Publié le 24 décembre 2025 03:33:00. L’Université de Tokyo, fleuron de l’enseignement supérieur japonais, attire un nombre croissant d’étudiants chinois, une tendance qui soulève des questions sur les objectifs réels de cette affluence et son impact sur le système éducatif et l’immigration au Japon.
- Près de 60 % des étudiants étrangers de l’Université de Tokyo sont désormais d’origine chinoise.
- Le processus d’admission pour les étudiants internationaux, basé sur l’examen EJU, est perçu comme moins rigoureux que celui pour les étudiants japonais.
- Ce système facilite l’obtention de visas de travail et, à terme, de la résidence permanente pour les diplômés chinois.
L’Université de Tokyo, considérée comme l’une des meilleures universités du Japon et régulièrement bien classée au niveau international, enregistre une augmentation constante du nombre d’étudiants étrangers, atteignant aujourd’hui 336 000 sur l’ensemble du territoire japonais. Une analyse récente des médias japonais met en lumière une proportion particulièrement élevée d’étudiants chinois au sein de l’institution, avec 60 % des étudiants internationaux originaires de Chine. Cette concentration ne serait pas le fruit du hasard, mais plutôt le résultat d’une stratégie délibérée.
Le système d’admission japonais distingue les étudiants internationaux des étudiants japonais, offrant aux premiers la possibilité de postuler via l’EJU (Examen d’admission à l’université japonaise pour étudiants internationaux) et un entretien. L’EJU est souvent critiqué pour son niveau de difficulté relativement faible, les questions portant généralement sur des notions de lycée, voire de première ou deuxième année de lycée en mathématiques.
Cet avantage est particulièrement bénéfique aux étudiants chinois, issus d’une culture éducative similaire et représentant environ les deux tiers des candidats à l’EJU. La Faculté des Arts et des Sciences de l’Université de Tokyo autorise même l’utilisation de matières mathématiques moins exigeantes, ce qui, selon des sources internes, rend l’accès à l’université « relativement facile » pour les étudiants étrangers, même si des scores élevés restent requis.
« Le système actuel permet aux étudiants internationaux d’obtenir un statut de résident en col blanc, tel que ‘Technologie, connaissances humaines et affaires internationales’, facilitant ainsi leur séjour à long terme au Japon. »
Masanobu Kunoyama, écrivain spécialisé dans les questions internationales
Selon Masanobu Kunoyama, 53 % des étudiants internationaux trouvent un emploi au Japon et 82 % d’entre eux obtiennent des qualifications professionnelles ouvrant la voie à un titre de séjour spécifique pour les professionnels hautement qualifiés.
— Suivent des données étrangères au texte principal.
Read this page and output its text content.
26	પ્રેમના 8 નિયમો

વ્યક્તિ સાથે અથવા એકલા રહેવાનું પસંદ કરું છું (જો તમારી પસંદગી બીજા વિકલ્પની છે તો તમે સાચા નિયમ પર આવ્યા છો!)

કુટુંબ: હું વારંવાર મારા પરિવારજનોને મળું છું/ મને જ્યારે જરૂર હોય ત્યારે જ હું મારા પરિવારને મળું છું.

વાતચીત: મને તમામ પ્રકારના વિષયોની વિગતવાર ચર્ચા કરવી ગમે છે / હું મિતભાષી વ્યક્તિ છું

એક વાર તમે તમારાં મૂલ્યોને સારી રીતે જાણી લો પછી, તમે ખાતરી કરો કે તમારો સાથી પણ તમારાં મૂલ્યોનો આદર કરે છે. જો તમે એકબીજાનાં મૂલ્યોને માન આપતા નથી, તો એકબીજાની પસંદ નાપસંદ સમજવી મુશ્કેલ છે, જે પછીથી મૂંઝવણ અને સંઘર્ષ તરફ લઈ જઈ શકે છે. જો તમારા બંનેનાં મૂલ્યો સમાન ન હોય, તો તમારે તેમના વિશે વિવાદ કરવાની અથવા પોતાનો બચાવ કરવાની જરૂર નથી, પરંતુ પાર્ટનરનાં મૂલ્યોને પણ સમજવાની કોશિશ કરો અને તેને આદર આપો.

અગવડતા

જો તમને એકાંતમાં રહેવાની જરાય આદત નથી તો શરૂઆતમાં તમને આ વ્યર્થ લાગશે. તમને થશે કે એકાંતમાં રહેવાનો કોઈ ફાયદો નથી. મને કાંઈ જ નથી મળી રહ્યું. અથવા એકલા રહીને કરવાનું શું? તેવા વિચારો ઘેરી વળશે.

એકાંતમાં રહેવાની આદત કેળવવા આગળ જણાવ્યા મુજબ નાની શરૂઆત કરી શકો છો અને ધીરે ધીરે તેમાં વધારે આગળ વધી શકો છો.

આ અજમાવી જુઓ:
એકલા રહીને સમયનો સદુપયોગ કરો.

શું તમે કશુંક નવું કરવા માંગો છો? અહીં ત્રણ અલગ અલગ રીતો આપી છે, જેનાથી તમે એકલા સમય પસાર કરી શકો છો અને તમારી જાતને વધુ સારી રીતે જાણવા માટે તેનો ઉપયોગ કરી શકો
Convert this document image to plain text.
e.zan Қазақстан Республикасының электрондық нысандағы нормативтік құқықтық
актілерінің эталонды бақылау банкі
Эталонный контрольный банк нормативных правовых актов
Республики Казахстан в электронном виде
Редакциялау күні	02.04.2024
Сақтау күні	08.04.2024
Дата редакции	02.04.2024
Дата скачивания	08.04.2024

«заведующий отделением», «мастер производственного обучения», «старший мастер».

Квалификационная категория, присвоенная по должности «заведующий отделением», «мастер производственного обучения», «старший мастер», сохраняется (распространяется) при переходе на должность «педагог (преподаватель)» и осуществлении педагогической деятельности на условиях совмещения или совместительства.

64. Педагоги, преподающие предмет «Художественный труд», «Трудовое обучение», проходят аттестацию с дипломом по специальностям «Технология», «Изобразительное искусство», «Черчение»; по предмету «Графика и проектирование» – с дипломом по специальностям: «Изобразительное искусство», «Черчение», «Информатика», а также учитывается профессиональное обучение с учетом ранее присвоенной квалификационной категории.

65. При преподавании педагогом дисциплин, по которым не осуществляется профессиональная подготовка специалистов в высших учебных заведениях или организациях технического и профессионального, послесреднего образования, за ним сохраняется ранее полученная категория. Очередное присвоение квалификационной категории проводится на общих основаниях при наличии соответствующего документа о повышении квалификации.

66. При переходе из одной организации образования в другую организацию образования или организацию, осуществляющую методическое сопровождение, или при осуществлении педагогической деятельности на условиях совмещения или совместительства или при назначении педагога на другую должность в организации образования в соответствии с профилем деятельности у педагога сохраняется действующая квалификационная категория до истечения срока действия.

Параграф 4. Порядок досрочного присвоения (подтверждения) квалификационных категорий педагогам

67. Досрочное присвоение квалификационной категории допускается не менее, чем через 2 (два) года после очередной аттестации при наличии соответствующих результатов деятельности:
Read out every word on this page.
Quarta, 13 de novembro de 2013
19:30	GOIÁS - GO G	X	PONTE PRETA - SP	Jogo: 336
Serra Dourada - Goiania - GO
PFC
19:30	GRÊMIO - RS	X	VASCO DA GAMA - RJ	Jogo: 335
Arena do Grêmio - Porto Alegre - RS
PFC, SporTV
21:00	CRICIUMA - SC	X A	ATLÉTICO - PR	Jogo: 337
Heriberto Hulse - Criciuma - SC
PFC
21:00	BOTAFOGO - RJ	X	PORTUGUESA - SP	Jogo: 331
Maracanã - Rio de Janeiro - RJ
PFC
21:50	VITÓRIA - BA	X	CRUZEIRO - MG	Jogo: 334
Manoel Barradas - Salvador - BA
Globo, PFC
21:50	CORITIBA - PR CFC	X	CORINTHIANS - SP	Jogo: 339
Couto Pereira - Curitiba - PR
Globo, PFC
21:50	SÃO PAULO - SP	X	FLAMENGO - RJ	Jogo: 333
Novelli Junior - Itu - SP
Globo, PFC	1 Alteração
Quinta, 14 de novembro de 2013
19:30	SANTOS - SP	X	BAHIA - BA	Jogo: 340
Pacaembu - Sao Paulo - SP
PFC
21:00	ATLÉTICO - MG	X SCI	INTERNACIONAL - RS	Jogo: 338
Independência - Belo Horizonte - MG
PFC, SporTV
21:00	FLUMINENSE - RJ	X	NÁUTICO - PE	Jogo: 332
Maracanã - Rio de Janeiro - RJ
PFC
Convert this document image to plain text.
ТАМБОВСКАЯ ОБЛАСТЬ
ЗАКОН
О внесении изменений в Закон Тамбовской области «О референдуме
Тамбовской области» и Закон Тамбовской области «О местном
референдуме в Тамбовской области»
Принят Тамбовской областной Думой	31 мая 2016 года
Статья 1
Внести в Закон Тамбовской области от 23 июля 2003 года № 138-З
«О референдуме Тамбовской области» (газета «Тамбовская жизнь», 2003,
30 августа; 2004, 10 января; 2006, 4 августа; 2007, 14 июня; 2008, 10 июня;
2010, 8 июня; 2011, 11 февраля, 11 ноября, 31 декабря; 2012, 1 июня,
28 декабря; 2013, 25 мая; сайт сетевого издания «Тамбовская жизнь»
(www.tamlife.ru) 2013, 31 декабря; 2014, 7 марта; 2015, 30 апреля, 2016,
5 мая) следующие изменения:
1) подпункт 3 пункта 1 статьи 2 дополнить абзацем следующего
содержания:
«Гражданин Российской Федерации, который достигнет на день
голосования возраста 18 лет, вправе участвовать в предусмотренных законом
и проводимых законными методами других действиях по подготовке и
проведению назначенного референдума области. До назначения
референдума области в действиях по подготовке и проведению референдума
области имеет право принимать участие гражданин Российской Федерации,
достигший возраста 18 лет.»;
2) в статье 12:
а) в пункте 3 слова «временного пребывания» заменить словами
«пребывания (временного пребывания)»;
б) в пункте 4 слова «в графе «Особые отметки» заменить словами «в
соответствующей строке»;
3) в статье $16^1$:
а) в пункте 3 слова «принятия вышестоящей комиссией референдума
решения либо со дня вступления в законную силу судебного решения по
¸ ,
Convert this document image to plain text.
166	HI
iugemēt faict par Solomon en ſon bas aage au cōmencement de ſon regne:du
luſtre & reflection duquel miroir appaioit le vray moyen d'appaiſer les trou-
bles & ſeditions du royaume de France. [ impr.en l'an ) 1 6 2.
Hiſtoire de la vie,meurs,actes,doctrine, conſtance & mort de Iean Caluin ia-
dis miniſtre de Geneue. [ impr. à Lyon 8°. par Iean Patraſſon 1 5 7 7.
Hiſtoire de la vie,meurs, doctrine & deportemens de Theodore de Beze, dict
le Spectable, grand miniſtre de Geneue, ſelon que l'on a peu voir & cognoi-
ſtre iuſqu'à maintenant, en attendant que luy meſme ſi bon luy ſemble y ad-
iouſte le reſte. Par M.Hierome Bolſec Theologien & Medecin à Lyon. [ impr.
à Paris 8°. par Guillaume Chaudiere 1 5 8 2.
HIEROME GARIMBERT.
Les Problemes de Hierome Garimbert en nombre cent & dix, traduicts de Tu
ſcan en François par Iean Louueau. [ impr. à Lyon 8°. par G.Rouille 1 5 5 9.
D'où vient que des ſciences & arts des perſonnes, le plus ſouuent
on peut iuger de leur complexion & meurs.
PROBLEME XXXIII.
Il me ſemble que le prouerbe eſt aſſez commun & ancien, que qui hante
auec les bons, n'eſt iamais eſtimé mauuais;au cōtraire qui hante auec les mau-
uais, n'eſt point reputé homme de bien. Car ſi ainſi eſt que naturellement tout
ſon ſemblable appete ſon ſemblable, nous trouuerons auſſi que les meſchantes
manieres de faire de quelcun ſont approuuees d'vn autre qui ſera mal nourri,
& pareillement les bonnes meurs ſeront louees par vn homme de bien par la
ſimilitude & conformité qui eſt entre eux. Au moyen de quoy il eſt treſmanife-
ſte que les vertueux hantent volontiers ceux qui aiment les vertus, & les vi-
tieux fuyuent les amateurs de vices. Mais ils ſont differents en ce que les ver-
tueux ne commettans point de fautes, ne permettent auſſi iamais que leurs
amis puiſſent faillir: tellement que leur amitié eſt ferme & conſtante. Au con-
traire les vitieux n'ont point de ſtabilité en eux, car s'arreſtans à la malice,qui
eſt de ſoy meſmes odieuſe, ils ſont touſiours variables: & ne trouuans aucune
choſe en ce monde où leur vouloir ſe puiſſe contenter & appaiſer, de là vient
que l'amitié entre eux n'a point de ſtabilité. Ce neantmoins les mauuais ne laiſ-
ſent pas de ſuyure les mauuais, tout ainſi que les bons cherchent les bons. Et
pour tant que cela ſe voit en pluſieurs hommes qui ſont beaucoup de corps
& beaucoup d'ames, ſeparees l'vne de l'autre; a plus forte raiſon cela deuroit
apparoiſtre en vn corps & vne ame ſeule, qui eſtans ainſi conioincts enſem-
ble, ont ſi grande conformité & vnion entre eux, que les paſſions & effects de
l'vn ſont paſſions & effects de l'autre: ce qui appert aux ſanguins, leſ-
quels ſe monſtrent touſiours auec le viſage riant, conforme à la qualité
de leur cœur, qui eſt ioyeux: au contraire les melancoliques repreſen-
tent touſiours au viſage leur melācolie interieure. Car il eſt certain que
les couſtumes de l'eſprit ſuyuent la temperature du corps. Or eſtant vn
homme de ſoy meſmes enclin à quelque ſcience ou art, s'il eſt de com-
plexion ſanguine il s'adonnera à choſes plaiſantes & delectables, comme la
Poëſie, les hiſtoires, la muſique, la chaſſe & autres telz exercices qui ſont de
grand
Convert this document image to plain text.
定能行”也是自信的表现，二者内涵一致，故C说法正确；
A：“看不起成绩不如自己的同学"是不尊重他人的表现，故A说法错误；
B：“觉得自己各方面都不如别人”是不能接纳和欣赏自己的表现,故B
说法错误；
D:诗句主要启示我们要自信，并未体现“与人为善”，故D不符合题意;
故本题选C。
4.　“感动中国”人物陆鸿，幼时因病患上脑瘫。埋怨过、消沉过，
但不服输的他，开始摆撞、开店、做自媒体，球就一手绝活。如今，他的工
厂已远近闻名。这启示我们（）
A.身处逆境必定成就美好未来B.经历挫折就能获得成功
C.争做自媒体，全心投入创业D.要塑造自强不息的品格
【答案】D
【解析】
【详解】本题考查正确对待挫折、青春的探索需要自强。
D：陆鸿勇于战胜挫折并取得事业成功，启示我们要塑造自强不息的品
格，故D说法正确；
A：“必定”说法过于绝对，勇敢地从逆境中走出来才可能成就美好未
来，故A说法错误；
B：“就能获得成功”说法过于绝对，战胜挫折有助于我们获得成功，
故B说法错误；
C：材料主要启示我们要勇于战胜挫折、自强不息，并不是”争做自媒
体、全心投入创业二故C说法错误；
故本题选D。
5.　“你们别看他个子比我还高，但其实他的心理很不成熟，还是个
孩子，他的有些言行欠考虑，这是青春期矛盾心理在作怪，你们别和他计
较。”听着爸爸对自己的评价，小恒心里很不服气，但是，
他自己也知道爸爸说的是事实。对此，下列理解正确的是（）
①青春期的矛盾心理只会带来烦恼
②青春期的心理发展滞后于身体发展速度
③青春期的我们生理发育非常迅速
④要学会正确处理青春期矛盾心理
L’obtention de ce titre, initialement conçu pour attirer des talents contribuant à l’économie nationale, est devenue une voie d’accès privilégiée à la résidence permanente, voire à la naturalisation.
Les critères d’éligibilité à la résidence permanente se sont assouplis ces dernières années, permettant à certains étudiants internationaux d’obtenir un statut de « professionnel hautement spécialisé » en seulement un an. Le système de points, basé sur l’âge, le niveau d’éducation et l’ancienneté professionnelle, facilite l’obtention de ce statut, même en l’absence de compétences exceptionnelles.
Au cours des dix dernières années, le nombre d’étudiants internationaux à l’Université de Tokyo a augmenté de 70 %, atteignant environ 5 000. Cette augmentation coïncide avec une baisse de l’intérêt des étudiants japonais pour les études supérieures, ce qui exerce une pression accrue sur les universités pour maintenir leurs taux d’inscription. Certains observateurs soulignent également que l’université espère bénéficier des dons et des réseaux d’anciens élèves chinois fortunés.
Cette affluence d’étudiants chinois a conduit à la formation de réseaux influents, tant à l’intérieur qu’à l’extérieur de l’université. Les médias japonais s’interrogent sur l’avenir des retombées de la recherche japonaise, financée par des fonds publics, et sur la possibilité qu’elles profitent davantage à l’étranger qu’à la société japonaise.
Selon les analyses, cette situation n’est pas le fruit du hasard, mais le résultat d’un ensemble d’incitations institutionnelles qui lient étroitement les études, l’emploi et la résidence permanente. Cette structure, bénéficiant à l’université, aux entreprises et aux intermédiaires, transforme progressivement l’éducation à l’étranger en une voie d’immigration institutionnalisée et à faible risque, modifiant en profondeur la structure sociale du Japon.